Madame Gigon peered at her with dim eyes. "I've been thinking how lucky I am."
Lily smiled.
"I mean that I'm not left poor and alone. You've been good to me."
Lily's smile expanded into a laugh. "Nonsense. . . . Nonsense. It's given me enough pleasure. . . ."
"It seems like the hand of God," said the old woman very piously.
"It may be," said Lily. "Mees Ellen has been telling me it's the hand of man."
And Madame Gigon, not having heard the talk on the terrace, was puzzled. Secretly she disapproved Mees Ellen's lack of piety.

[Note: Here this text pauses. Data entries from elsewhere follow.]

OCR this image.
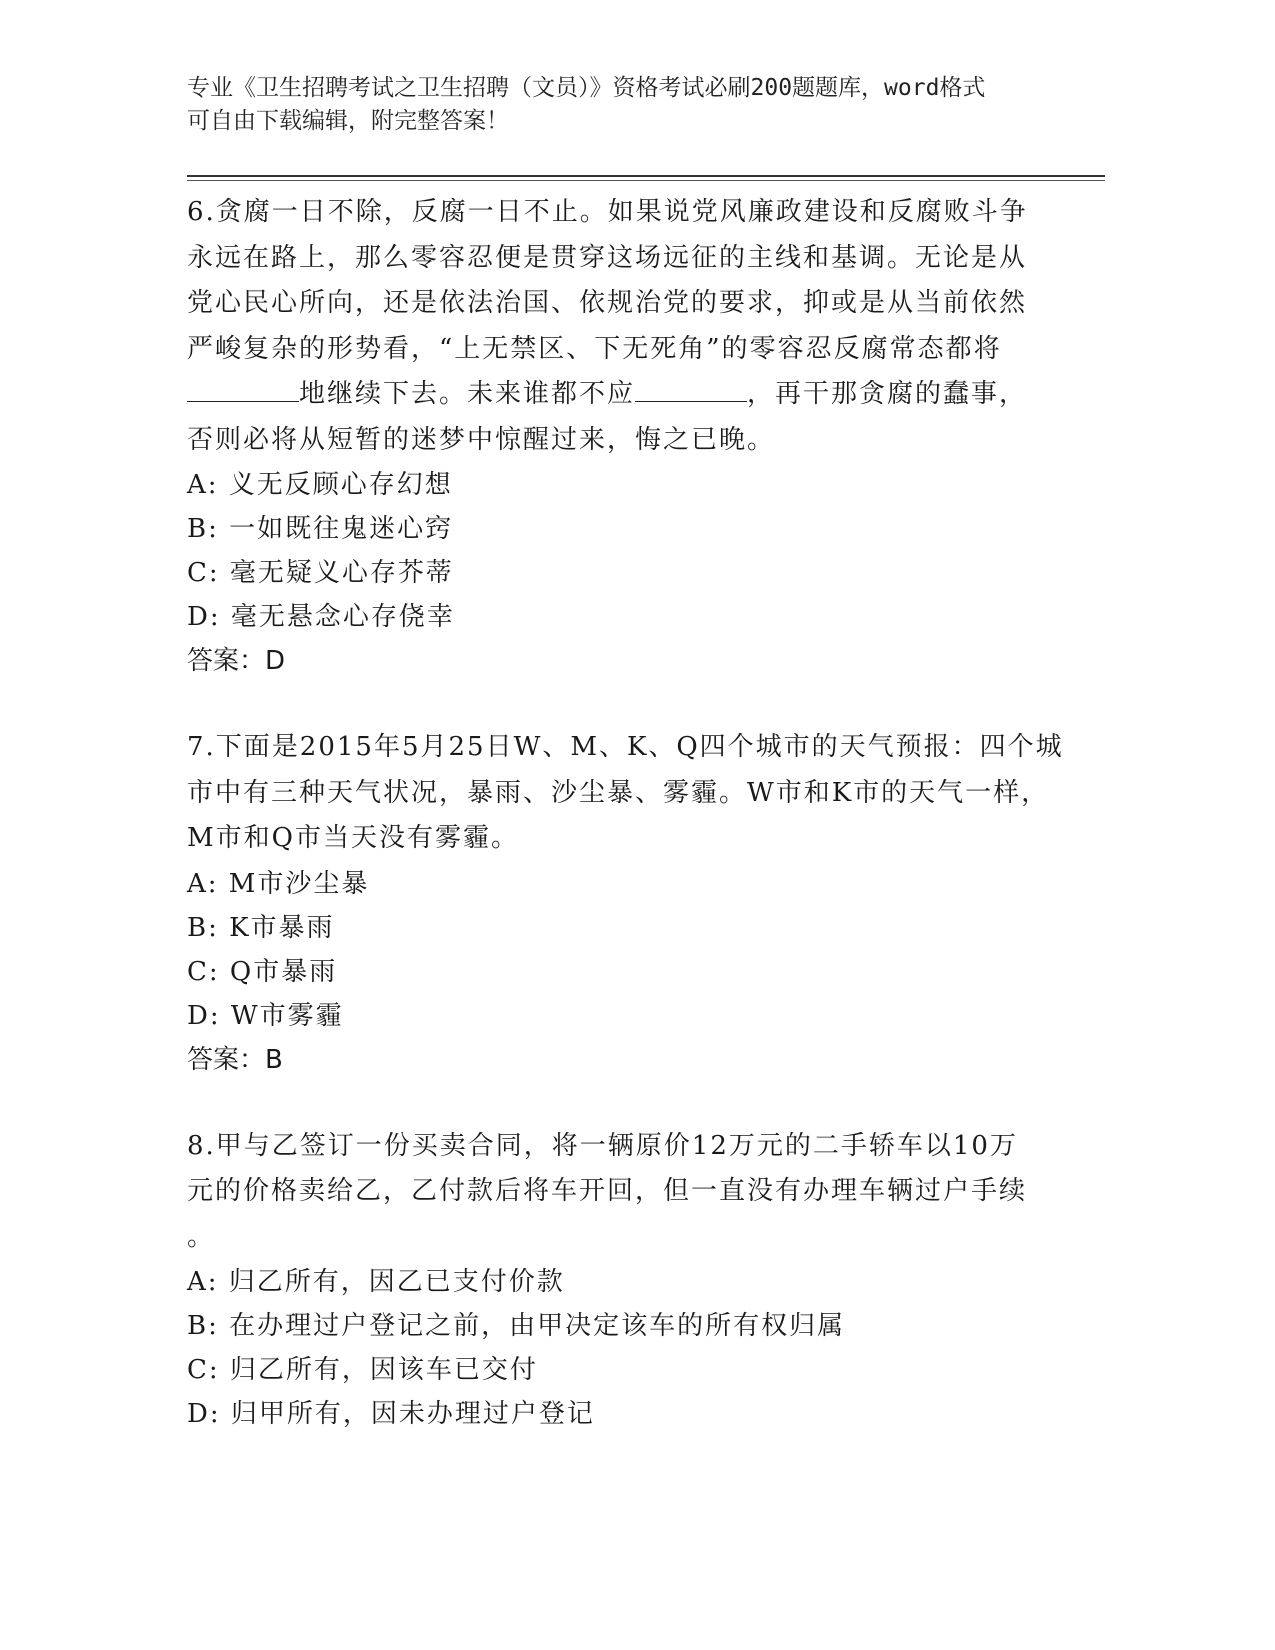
专业《卫生招聘考试之卫生招聘（文员）》资格考试必刷200题题库，word格式
可自由下载编辑，附完整答案！

6.贪腐一日不除，反腐一日不止。如果说党风廉政建设和反腐败斗争

永远在路上，那么零容忍便是贯穿这场远征的主线和基调。无论是从

党心民心所向，还是依法治国、依规治党的要求，抑或是从当前依然

严峻复杂的形势看，“上无禁区、下无死角”的零容忍反腐常态都将

地继续下去。未来谁都不应	，再干那贪腐的蠢事，

否则必将从短暂的迷梦中惊醒过来，悔之已晚。

A: 义无反顾心存幻想

B: 一如既往鬼迷心窍

C: 毫无疑义心存芥蒂

D: 毫无悬念心存侥幸

答案：D

7.下面是2015年5月25日W、M、K、Q四个城市的天气预报：四个城

市中有三种天气状况，暴雨、沙尘暴、雾霾。W市和K市的天气一样，

M市和Q市当天没有雾霾。

A: M市沙尘暴

B: K市暴雨

C: Q市暴雨

D: W市雾霾

答案：B

8.甲与乙签订一份买卖合同，将一辆原价12万元的二手轿车以10万

元的价格卖给乙，乙付款后将车开回，但一直没有办理车辆过户手续

。

A: 归乙所有，因乙已支付价款

B: 在办理过户登记之前，由甲决定该车的所有权归属

C: 归乙所有，因该车已交付

D: 归甲所有，因未办理过户登记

"Mees Ellen plays well this morning . . . beautifully," said Madame Gigon. "She is an artist . . . a true artist. Will you ask her a favor?"
Lily nodded.
"Will you ask her to play something of Offenbach? I've been hungry for it." She looked feeble and appealing, somewhat confused by violence of the life with which she found herself surrounded since the advent of Mees Ellen and the grown-up Jean.
"Of course," said Lily.
"And one more thing," said Madame Gigon. "This I must ask of you. . . . I'm too ill to go to Madame Blaise this afternoon. I want you to go and explain why I have not come. Tell her I am too ill." A slight frown crossed Lily's brow. Madame Gigon, with her dim eyes could not possibly have seen it, yet she said, "Madame Blaise admires you. . . . She thinks you are all that a woman should be . . . a perfect woman."

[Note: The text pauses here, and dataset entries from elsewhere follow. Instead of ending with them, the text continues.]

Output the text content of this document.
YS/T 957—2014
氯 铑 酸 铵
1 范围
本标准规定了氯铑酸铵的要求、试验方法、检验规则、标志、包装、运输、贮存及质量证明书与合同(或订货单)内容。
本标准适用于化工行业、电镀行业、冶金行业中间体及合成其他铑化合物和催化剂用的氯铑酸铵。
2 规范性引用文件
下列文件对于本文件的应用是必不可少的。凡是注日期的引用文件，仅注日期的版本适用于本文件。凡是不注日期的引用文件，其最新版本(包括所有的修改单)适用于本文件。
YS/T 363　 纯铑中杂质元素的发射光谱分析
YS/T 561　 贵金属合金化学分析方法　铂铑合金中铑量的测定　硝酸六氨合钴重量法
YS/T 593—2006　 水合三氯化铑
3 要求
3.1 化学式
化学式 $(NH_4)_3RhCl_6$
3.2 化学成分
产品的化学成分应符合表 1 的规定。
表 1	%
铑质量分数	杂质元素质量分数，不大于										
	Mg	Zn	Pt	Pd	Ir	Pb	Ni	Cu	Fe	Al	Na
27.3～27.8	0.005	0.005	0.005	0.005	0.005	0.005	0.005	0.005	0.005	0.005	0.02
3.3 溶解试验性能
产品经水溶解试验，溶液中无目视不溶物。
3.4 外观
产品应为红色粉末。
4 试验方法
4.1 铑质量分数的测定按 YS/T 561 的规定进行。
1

If Lily had felt any genuine hesitation, the faint flattery destroyed it, for she replied. "I'll go, certainly. I'm lunching out and I'll go there late and tell her."
"Not too late. . . . She is easily offended," said Madame Gigon. "You know she is a little . . ." She made a comic gesture indicating that Madame Blaise was a little cracked.